Washington, 21 gennaio 2026 – Domani Steve Witkoff, inviato speciale degli Stati Uniti, incontrerà il presidente russo Vladimir Putin. L’annuncio è arrivato ieri sera in un’intervista alla CNBC, poi rilanciata dall’agenzia Reuters. “Dobbiamo vederci giovedì”, ha detto Witkoff, lasciando intendere che l’iniziativa arriva da Mosca. “Sono i russi a volere questo incontro. È un segnale importante da parte loro”, ha aggiunto, senza però entrare nei dettagli sulla sede.
Mosca spinge per il faccia a faccia
Secondo Witkoff, la richiesta arriva direttamente dal Cremlino. Un gesto che, nelle sue parole, “vale parecchio”, soprattutto ora che i rapporti tra Washington e Mosca sono tesi su diversi fronti. Poco dopo, anche il portavoce del Cremlino, Dmitri Peskov, ha confermato – citato dall’agenzia Tass – la volontà di andare avanti con l’incontro già nelle prossime ore.
Dove si terrà? Il mistero resta
Non è stato ancora deciso il luogo dell’incontro tra Witkoff e Putin. Le fonti americane non hanno aggiunto nulla e dal Cremlino tengono il massimo riserbo. Secondo le prime indiscrezioni, il colloquio potrebbe svolgersi in un posto riservato, lontano dai riflettori internazionali. “Non è chiaro dove ci vedremo”, ha ammesso lo stesso Witkoff nell’intervista, lasciando intendere che si sta ancora trattando sull’organizzazione.

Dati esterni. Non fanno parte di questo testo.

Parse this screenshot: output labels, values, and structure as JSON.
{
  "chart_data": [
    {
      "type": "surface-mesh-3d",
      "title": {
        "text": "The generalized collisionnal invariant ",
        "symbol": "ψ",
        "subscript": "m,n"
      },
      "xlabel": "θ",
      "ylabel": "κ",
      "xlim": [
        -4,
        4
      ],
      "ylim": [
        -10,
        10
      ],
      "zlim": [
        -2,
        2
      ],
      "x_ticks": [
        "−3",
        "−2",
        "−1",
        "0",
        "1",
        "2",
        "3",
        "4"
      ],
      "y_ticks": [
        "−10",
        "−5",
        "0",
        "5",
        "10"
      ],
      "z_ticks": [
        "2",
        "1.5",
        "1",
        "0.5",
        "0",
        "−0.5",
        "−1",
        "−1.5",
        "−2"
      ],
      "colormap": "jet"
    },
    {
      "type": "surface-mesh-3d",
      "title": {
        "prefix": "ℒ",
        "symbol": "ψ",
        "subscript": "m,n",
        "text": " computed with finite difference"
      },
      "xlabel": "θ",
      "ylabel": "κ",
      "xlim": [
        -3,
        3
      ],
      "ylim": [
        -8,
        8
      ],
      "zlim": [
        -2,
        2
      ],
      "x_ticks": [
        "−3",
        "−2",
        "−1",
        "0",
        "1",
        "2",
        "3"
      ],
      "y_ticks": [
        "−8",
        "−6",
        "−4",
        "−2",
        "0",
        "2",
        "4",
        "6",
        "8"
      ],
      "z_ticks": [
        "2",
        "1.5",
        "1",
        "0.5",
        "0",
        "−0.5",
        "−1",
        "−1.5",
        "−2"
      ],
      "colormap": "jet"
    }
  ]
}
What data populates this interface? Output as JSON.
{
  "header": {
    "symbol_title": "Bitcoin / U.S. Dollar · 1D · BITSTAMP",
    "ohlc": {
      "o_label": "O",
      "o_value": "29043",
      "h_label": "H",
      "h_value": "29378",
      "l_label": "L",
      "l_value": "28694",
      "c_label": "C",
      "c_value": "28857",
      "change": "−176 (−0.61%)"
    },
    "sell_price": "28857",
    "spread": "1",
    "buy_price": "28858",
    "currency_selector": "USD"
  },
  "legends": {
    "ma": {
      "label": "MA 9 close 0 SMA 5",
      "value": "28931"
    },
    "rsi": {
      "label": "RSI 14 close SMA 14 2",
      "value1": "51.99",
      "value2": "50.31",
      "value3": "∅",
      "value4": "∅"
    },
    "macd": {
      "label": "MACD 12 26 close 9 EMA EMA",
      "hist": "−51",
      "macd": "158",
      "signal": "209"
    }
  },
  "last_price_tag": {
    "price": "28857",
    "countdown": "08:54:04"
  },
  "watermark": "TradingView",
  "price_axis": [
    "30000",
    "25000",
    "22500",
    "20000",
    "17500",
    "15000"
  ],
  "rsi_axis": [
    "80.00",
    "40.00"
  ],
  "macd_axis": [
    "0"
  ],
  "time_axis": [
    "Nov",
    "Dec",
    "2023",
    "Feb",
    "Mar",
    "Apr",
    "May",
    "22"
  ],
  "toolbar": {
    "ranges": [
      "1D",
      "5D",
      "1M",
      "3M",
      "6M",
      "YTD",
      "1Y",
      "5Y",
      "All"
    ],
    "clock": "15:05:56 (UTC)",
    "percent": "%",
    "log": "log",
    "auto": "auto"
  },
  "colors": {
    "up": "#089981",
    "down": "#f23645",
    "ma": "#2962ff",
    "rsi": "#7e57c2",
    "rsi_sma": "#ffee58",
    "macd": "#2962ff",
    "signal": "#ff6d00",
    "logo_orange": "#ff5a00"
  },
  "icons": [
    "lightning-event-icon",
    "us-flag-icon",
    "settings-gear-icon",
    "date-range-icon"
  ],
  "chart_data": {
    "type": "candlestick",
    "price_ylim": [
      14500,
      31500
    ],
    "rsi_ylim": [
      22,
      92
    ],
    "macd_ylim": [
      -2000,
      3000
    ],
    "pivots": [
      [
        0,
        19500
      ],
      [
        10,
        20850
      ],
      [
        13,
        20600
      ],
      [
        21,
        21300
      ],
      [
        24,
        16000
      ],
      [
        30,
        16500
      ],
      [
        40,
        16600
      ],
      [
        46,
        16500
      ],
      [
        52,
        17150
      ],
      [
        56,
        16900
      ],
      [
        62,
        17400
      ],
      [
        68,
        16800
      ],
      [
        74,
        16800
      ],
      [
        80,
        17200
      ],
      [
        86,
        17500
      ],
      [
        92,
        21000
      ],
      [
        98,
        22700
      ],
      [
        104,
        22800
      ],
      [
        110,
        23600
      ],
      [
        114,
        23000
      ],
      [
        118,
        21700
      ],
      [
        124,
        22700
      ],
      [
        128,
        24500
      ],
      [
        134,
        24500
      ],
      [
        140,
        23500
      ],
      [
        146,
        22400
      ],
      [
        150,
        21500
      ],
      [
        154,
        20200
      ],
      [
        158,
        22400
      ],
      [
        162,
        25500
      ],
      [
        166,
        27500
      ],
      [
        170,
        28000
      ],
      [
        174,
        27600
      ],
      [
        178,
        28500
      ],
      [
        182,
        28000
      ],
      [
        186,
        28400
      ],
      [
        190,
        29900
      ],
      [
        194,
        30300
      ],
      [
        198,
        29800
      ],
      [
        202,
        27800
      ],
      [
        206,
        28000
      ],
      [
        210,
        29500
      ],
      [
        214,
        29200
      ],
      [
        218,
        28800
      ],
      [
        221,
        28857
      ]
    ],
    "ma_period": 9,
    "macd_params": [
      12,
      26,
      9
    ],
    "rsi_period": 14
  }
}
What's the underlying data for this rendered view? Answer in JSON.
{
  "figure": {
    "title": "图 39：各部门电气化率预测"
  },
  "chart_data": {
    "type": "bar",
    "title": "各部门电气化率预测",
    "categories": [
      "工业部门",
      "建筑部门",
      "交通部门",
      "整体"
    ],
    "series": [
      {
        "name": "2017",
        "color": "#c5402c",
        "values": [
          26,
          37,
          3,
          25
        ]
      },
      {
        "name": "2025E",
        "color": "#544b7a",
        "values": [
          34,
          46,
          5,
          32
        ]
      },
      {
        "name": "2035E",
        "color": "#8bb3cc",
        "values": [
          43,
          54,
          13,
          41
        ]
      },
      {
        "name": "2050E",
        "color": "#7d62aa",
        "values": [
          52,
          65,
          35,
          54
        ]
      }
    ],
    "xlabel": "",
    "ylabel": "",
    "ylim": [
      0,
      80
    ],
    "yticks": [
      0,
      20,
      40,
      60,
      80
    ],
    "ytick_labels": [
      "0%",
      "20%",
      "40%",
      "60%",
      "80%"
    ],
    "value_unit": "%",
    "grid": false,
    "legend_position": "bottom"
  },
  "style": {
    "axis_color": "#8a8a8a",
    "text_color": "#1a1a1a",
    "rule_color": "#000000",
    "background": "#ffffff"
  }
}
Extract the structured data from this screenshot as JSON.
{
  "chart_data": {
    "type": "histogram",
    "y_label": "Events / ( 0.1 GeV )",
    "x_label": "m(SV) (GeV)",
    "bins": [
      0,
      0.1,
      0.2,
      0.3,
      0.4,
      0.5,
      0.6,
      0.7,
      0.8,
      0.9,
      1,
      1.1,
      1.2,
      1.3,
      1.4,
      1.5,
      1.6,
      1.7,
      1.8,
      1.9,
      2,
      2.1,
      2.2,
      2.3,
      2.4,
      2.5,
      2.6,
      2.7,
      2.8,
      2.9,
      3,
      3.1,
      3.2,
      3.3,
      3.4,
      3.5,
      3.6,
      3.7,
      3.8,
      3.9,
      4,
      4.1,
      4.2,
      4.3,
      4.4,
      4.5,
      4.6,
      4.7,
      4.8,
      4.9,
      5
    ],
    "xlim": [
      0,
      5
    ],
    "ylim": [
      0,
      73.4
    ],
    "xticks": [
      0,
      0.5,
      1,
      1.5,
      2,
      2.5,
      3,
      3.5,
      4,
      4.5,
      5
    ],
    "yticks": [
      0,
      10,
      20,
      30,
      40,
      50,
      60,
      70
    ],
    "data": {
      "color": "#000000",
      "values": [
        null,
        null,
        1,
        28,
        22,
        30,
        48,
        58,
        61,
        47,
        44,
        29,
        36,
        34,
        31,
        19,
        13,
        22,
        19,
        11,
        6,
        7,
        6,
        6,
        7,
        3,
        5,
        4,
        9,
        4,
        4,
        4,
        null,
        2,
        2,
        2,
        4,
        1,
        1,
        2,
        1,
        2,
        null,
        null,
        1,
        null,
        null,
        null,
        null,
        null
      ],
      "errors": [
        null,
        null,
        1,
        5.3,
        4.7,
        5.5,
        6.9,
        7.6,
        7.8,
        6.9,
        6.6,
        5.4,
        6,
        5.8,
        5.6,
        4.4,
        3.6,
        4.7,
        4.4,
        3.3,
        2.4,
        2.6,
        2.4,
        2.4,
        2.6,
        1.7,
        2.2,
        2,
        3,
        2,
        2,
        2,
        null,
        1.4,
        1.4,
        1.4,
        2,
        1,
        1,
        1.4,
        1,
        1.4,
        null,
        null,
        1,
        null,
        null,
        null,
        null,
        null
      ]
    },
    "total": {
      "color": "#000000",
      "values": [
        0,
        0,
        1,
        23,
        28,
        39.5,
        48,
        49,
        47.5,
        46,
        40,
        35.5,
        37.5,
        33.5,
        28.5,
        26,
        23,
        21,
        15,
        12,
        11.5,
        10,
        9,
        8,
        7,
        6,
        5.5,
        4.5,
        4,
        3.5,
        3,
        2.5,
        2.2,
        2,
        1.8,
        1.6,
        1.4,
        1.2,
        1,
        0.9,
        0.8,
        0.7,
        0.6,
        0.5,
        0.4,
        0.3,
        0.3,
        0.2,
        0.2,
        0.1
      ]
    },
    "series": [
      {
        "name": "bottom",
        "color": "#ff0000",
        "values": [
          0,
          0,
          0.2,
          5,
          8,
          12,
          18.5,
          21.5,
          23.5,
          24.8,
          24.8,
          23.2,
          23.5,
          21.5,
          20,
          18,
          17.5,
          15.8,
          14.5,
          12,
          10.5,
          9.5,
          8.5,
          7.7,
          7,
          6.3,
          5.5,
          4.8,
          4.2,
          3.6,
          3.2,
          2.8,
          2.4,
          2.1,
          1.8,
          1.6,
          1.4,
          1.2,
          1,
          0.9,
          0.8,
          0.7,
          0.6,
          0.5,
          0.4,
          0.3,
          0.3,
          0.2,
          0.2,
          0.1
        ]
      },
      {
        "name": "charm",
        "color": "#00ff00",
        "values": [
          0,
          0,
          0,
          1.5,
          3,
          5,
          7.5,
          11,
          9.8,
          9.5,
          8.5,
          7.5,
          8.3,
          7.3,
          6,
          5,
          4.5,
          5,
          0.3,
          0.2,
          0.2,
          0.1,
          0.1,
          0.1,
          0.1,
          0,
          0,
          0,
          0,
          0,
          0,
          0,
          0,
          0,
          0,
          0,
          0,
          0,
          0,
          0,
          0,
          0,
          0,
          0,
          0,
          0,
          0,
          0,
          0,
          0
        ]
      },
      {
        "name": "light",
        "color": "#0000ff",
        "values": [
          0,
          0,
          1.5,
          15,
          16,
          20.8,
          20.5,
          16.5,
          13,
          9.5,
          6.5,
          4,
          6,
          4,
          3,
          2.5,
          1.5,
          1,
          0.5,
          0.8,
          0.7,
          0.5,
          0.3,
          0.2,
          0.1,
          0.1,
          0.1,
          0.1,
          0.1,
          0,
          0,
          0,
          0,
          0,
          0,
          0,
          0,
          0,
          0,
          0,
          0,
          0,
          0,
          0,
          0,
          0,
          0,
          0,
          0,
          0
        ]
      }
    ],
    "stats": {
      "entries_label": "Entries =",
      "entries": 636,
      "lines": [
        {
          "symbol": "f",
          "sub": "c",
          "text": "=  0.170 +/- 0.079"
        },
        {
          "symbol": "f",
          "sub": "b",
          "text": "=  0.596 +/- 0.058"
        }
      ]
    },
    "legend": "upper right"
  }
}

Il quadro: tensioni e dossier ancora aperti
L’appuntamento arriva in un momento molto delicato. Tra Stati Uniti e Russia restano questioni aperte come la crisi in Ucraina, la sicurezza energetica europea e le tensioni sul controllo degli armamenti nucleari. Negli ultimi mesi Washington ha più volte chiesto a Mosca un confronto diretto su questi temi, senza però ottenere risposte concrete. La richiesta russa di un incontro con un rappresentante americano viene vista dagli esperti come un possibile segnale di apertura o, almeno, di volontà di dialogo.
Washington resta cauta
A poche ore dall’annuncio, negli ambienti diplomatici statunitensi si respira prudenza. “Ogni confronto diretto è importante, ma bisogna capire con quali intenzioni si arriva al tavolo”, ha spiegato una fonte del Dipartimento di Stato, che ha preferito restare anonima. Anche gli analisti mostrano dubbi: “Potrebbe essere una mossa tattica di Mosca”, osserva il politologo Michael O’Hanlon della Brookings Institution. “Oppure un tentativo di alleggerire la pressione internazionale”.
Le parole di Witkoff: un segnale da non sottovalutare
Durante l’intervista alla CNBC, Witkoff ha sottolineato il valore simbolico della richiesta russa. “È una dichiarazione importante da parte loro”, ha ribadito, ricordando che dialogare è sempre meglio che far salire la tensione. Tuttavia, ha evitato di anticipare i temi che saranno discussi con Putin. “Vedremo cosa vorranno mettere sul tavolo”, ha detto.
Aspettando le prossime mosse
Nelle prossime ore sono attese nuove comunicazioni dalla Casa Bianca e dal Cremlino. L’incontro tra Steve Witkoff e Vladimir Putin potrebbe segnare il primo passo verso una ripresa del dialogo tra le due potenze. Ma per ora restano molti punti oscuri sul contenuto e sugli esiti di questo faccia a faccia. La diplomazia tace. Solo domani si capirà se davvero qualcosa si muove tra Washington e Mosca.